On Tuesday, Axios reported that a new paper headed up by Jeffrey Sonnenfeld of Yale University suggests Western sanctions against Russia for the invasion of Ukraine are doing their job — and decimating the Russian economy.
"The big question about Russia sanctions is whether they have teeth, if they exclude Russian oil and gas," reported Felix Salmon. "While official Russian statistics suggest the economy is using its oil and gas revenues to withstand the effects of sanctions, Sonnenfeld's paper says that the official Russian statistics are lies."
"The paper's results include sobering facts about the Russian economy," the report continued. "'Russian imports have largely collapsed,' the paper says — creating massive supply shortages and denying the country crucial parts and technologies. 'Russian domestic production has come to a complete standstill.' Foreign companies that have left Russia account for 40% of Russian GDP, the author wrote, almost none of which is going to come back any time soon."
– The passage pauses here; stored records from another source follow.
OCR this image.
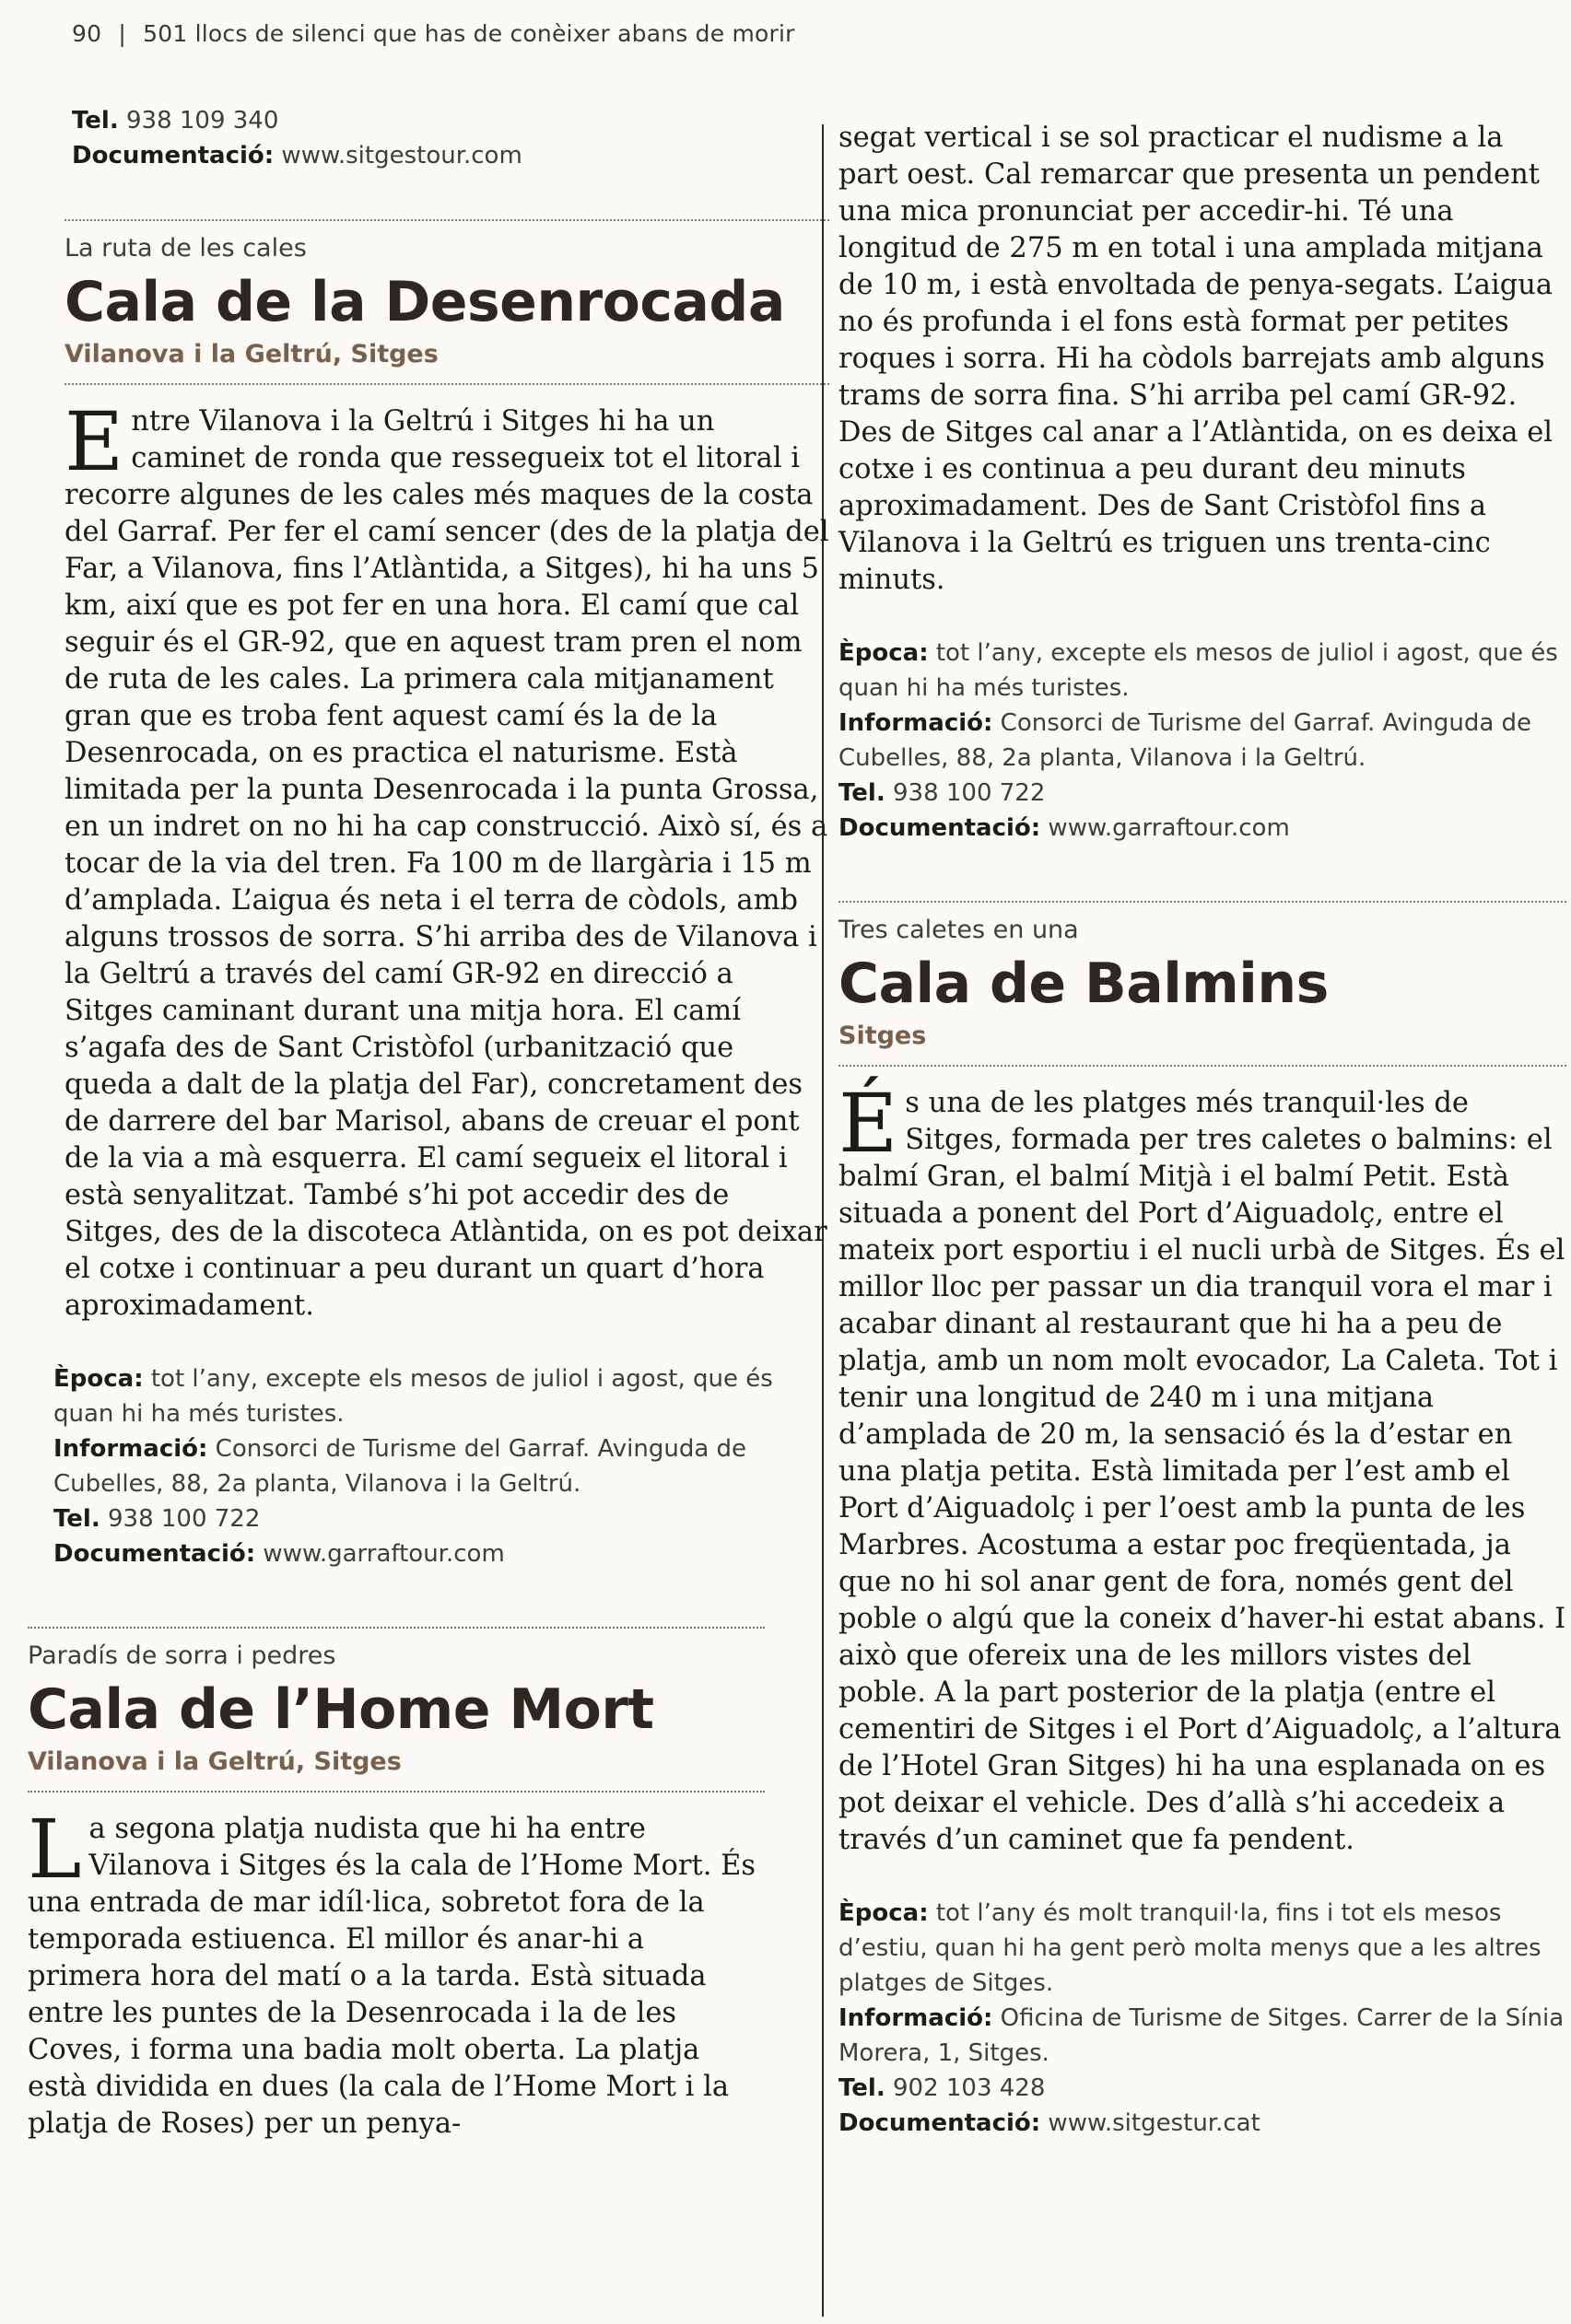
90 | 501 llocs de silenci que has de conèixer abans de morir
Tel. 938 109 340
Documentació: www.sitgestour.com
La ruta de les cales
Cala de la Desenrocada
Vilanova i la Geltrú, Sitges

Entre Vilanova i la Geltrú i Sitges hi ha un caminet de ronda que ressegueix tot el litoral i recorre algunes de les cales més maques de la costa del Garraf. Per fer el camí sencer (des de la platja del Far, a Vilanova, fins l’Atlàntida, a Sitges), hi ha uns 5 km, així que es pot fer en una hora. El camí que cal seguir és el GR-92, que en aquest tram pren el nom de ruta de les cales. La primera cala mitjanament gran que es troba fent aquest camí és la de la Desenrocada, on es practica el naturisme. Està limitada per la punta Desenrocada i la punta Grossa, en un indret on no hi ha cap construcció. Això sí, és a tocar de la via del tren. Fa 100 m de llargària i 15 m d’amplada. L’aigua és neta i el terra de còdols, amb alguns trossos de sorra. S’hi arriba des de Vilanova i la Geltrú a través del camí GR-92 en direcció a Sitges caminant durant una mitja hora. El camí s’agafa des de Sant Cristòfol (urbanització que queda a dalt de la platja del Far), concretament des de darrere del bar Marisol, abans de creuar el pont de la via a mà esquerra. El camí segueix el litoral i està senyalitzat. També s’hi pot accedir des de Sitges, des de la discoteca Atlàntida, on es pot deixar el cotxe i continuar a peu durant un quart d’hora aproximadament.

Època: tot l’any, excepte els mesos de juliol i agost, que és quan hi ha més turistes.
Informació: Consorci de Turisme del Garraf. Avinguda de Cubelles, 88, 2a planta, Vilanova i la Geltrú.
Tel. 938 100 722
Documentació: www.garraftour.com
Paradís de sorra i pedres
Cala de l’Home Mort
Vilanova i la Geltrú, Sitges

La segona platja nudista que hi ha entre Vilanova i Sitges és la cala de l’Home Mort. És una entrada de mar idíl·lica, sobretot fora de la temporada estiuenca. El millor és anar-hi a primera hora del matí o a la tarda. Està situada entre les puntes de la Desenrocada i la de les Coves, i forma una badia molt oberta. La platja està dividida en dues (la cala de l’Home Mort i la platja de Roses) per un penya-

segat vertical i se sol practicar el nudisme a la part oest. Cal remarcar que presenta un pendent una mica pronunciat per accedir-hi. Té una longitud de 275 m en total i una amplada mitjana de 10 m, i està envoltada de penya-segats. L’aigua no és profunda i el fons està format per petites roques i sorra. Hi ha còdols barrejats amb alguns trams de sorra fina. S’hi arriba pel camí GR-92. Des de Sitges cal anar a l’Atlàntida, on es deixa el cotxe i es continua a peu durant deu minuts aproximadament. Des de Sant Cristòfol fins a Vilanova i la Geltrú es triguen uns trenta-cinc minuts.

Època: tot l’any, excepte els mesos de juliol i agost, que és quan hi ha més turistes.
Informació: Consorci de Turisme del Garraf. Avinguda de Cubelles, 88, 2a planta, Vilanova i la Geltrú.
Tel. 938 100 722
Documentació: www.garraftour.com
Tres caletes en una
Cala de Balmins
Sitges

És una de les platges més tranquil·les de Sitges, formada per tres caletes o balmins: el balmí Gran, el balmí Mitjà i el balmí Petit. Està situada a ponent del Port d’Aiguadolç, entre el mateix port esportiu i el nucli urbà de Sitges. És el millor lloc per passar un dia tranquil vora el mar i acabar dinant al restaurant que hi ha a peu de platja, amb un nom molt evocador, La Caleta. Tot i tenir una longitud de 240 m i una mitjana d’amplada de 20 m, la sensació és la d’estar en una platja petita. Està limitada per l’est amb el Port d’Aiguadolç i per l’oest amb la punta de les Marbres. Acostuma a estar poc freqüentada, ja que no hi sol anar gent de fora, només gent del poble o algú que la coneix d’haver-hi estat abans. I això que ofereix una de les millors vistes del poble. A la part posterior de la platja (entre el cementiri de Sitges i el Port d’Aiguadolç, a l’altura de l’Hotel Gran Sitges) hi ha una esplanada on es pot deixar el vehicle. Des d’allà s’hi accedeix a través d’un caminet que fa pendent.

Època: tot l’any és molt tranquil·la, fins i tot els mesos d’estiu, quan hi ha gent però molta menys que a les altres platges de Sitges.
Informació: Oficina de Turisme de Sitges. Carrer de la Sínia Morera, 1, Sitges.
Tel. 902 103 428
Documentació: www.sitgestur.cat
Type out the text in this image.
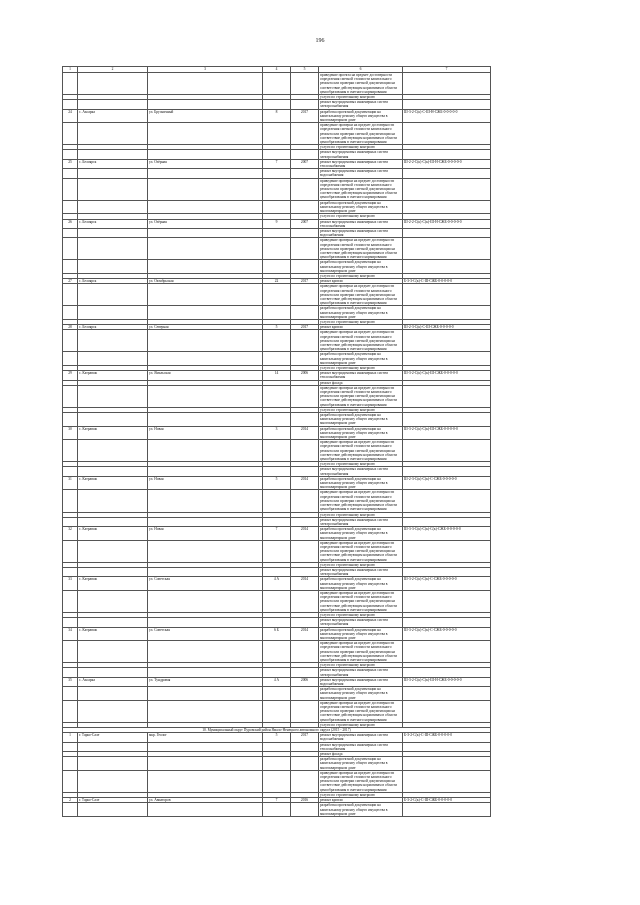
196
1	2	3	4	5	6	7
					приведение проекта на предмет достоверности определения сметной стоимости капитального ремонта или проверки сметной документации на соответствие действующим нормативам в области ценообразования в сметного нормирования	
					услуги по строительному контролю	
					ремонт внутридомовых инженерных систем электроснабжения	
24	с. Аксарка	ул. Брусничный	8	2017	разработка проектной документации на капитальному ремонту общего имущества в многоквартирном доме	Ш-3-2-С(к)-С-Ш-Н-СЖБ-0-0-0-0-0
					приведение проверки на предмет достоверности определения сметной стоимости капитального ремонта или проверки сметной документации на соответствие действующим нормативам в области ценообразования в сметного нормирования	
					услуги по строительному контролю	
					ремонт внутридомовых инженерных систем электроснабжения	
25	с. Белоярск	ул. Озёрная	7	2007	ремонт внутридомовых инженерных систем теплоснабжения	Ш-2-2-С(к)-С(к)-Ш-Н-СЖБ-0-0-0-0-0
					ремонт внутридомовых инженерных систем водоснабжения	
					приведение проверки на предмет достоверности определения сметной стоимости капитального ремонта или проверки сметной документации на соответствие действующим нормативам в области ценообразования в сметного нормирования	
					разработка проектной документации на капитальному ремонту общего имущества в многоквартирном доме	
					услуги по строительному контролю	
26	с. Белоярск	ул. Озёрная	9	2007	ремонт внутридомовых инженерных систем теплоснабжения	Ш-2-2-С(к)-С(к)-Ш-Н-СЖБ-0-0-0-0-0
					ремонт внутридомовых инженерных систем водоснабжения	
					приведение проверки на предмет достоверности определения сметной стоимости капитального ремонта или проверки сметной документации на соответствие действующим нормативам в области ценообразования в сметного нормирования	
					разработка проектной документации на капитальному ремонту общего имущества в многоквартирном доме	
					услуги по строительному контролю	
27	с. Белоярск	ул. Октябрьская	22	2017	ремонт кровли	Б-3-3-С(к)-С-Ш-СЖБ-0-0-0-0-0
					приведение проверки на предмет достоверности определения сметной стоимости капитального ремонта или проверки сметной документации на соответствие действующим нормативам в области ценообразования в сметного нормирования	
					разработка проектной документации на капитальному ремонту общего имущества в многоквартирном доме	
					услуги по строительному контролю	
28	с. Белоярск	ул. Северная	5	2017	ремонт кровли	Ш-2-3-С(к)-С-Ш-СЖБ-0-0-0-0-0
					приведение проверки на предмет достоверности определения сметной стоимости капитального ремонта или проверки сметной документации на соответствие действующим нормативам в области ценообразования в сметного нормирования	
					разработка проектной документации на капитальному ремонту общего имущества в многоквартирном доме	
					услуги по строительному контролю	
29	с. Катравож	ул. Ямальская	14	2006	ремонт внутридомовых инженерных систем теплоснабжения	Ш-3-2-С(к)-С(к)-Ш-СЖБ-0-0-0-0-0
					ремонт фасада	
					приведение проверки на предмет достоверности определения сметной стоимости капитального ремонта или проверки сметной документации на соответствие действующим нормативам в области ценообразования в сметного нормирования	
					услуги по строительному контролю	
					разработка проектной документации на капитальному ремонту общего имущества в многоквартирном доме	
30	с. Катравож	ул. Новая	3	2014	разработка проектной документации на капитальному ремонту общего имущества в многоквартирном доме	Ш-3-2-С(к)-С(к)-Ш-СЖБ-0-0-0-0-0
					приведение проверки на предмет достоверности определения сметной стоимости капитального ремонта или проверки сметной документации на соответствие действующим нормативам в области ценообразования в сметного нормирования	
					услуги по строительному контролю	
					ремонт внутридомовых инженерных систем электроснабжения	
31	с. Катравож	ул. Новая	5	2014	разработка проектной документации на капитальному ремонту общего имущества в многоквартирном доме	Ш-2-3-С(к)-С(к)-С-СЖБ-0-0-0-0-0
					приведение проверки на предмет достоверности определения сметной стоимости капитального ремонта или проверки сметной документации на соответствие действующим нормативам в области ценообразования в сметного нормирования	
					услуги по строительному контролю	
					ремонт внутридомовых инженерных систем электроснабжения	
32	с. Катравож	ул. Новая	7	2014	разработка проектной документации на капитальному ремонту общего имущества в многоквартирном доме	Ш-3-3-С(к)-С(к)-С(к)-СЖБ-0-0-0-0-0
					приведение проверки на предмет достоверности определения сметной стоимости капитального ремонта или проверки сметной документации на соответствие действующим нормативам в области ценообразования в сметного нормирования	
					услуги по строительному контролю	
					ремонт внутридомовых инженерных систем электроснабжения	
33	с. Катравож	ул. Советская	4 А	2014	разработка проектной документации на капитальному ремонту общего имущества в многоквартирном доме	Ш-3-2-С(к)-С(к)-С-СЖБ-0-0-0-0-0
					приведение проверки на предмет достоверности определения сметной стоимости капитального ремонта или проверки сметной документации на соответствие действующим нормативам в области ценообразования в сметного нормирования	
					услуги по строительному контролю	
					ремонт внутридомовых инженерных систем электроснабжения	
34	с. Катравож	ул. Советская	6 Б	2014	разработка проектной документации на капитальному ремонту общего имущества в многоквартирном доме	Ш-3-2-С(к)-С(к)-С-СЖБ-0-0-0-0-0
					приведение проверки на предмет достоверности определения сметной стоимости капитального ремонта или проверки сметной документации на соответствие действующим нормативам в области ценообразования в сметного нормирования	
					услуги по строительному контролю	
					ремонт внутридомовых инженерных систем электроснабжения	
35	с. Аксарка	ул. Тундровая	4 А	2006	ремонт внутридомовых инженерных систем водоснабжения	Ш-3-2-С(к)-С(к)-Ш-Н-СЖБ-0-0-0-0-0
					разработка проектной документации на капитальному ремонту общего имущества в многоквартирном доме	
					приведение проверки на предмет достоверности определения сметной стоимости капитального ремонта или проверки сметной документации на соответствие действующим нормативам в области ценообразования в сметного нормирования	
					услуги по строительному контролю	
10. Муниципальный округ Пуровский район Ямало-Ненецкого автономного округа (2015 - 2017)						
1	г. Тарко-Сале	мкр. Геолог	5	2017	ремонт внутридомовых инженерных систем водоснабжения	Б-3-2-С(к)-С-Ш-СЖБ-0-0-0-0-0
					ремонт внутридомовых инженерных систем теплоснабжения	
					ремонт фасада	
					разработка проектной документации на капитальному ремонту общего имущества в многоквартирном доме	
					приведение проверки на предмет достоверности определения сметной стоимости капитального ремонта или проверки сметной документации на соответствие действующим нормативам в области ценообразования в сметного нормирования	
					услуги по строительному контролю	
2	г. Тарко-Сале	ул. Авиаторов	7	2016	ремонт кровли	Б-3-2-С(к)-С-Ш-СЖБ-0-0-0-0-0
					разработка проектной документации на капитальному ремонту общего имущества в многоквартирном доме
Making matters worse for Russia, their one bit of leverage of Europe — cutting exports of natural gas — doesn't appear to be working, because only 46 percent of Europe's gas comes from Russia, whereas 83 percent of Russian natural gas exports go to Europe, meaning the cuts actually hurt Russia more than Europe.
"Looking ahead, there is no path out of economic oblivion for Russia as long as the allied countries remain unified in maintaining and increasing sanctions pressure," the paper said.
This comes as another analysis reveals that China — one of Russia's most important allies — is not fully committed to helping Vladimir Putin either. While China is buying Russian energy to make up for Europe's reduced imports, the country is also publicly committing to support Ukraine's territorial sovereignty — and is not aiding the Russian military.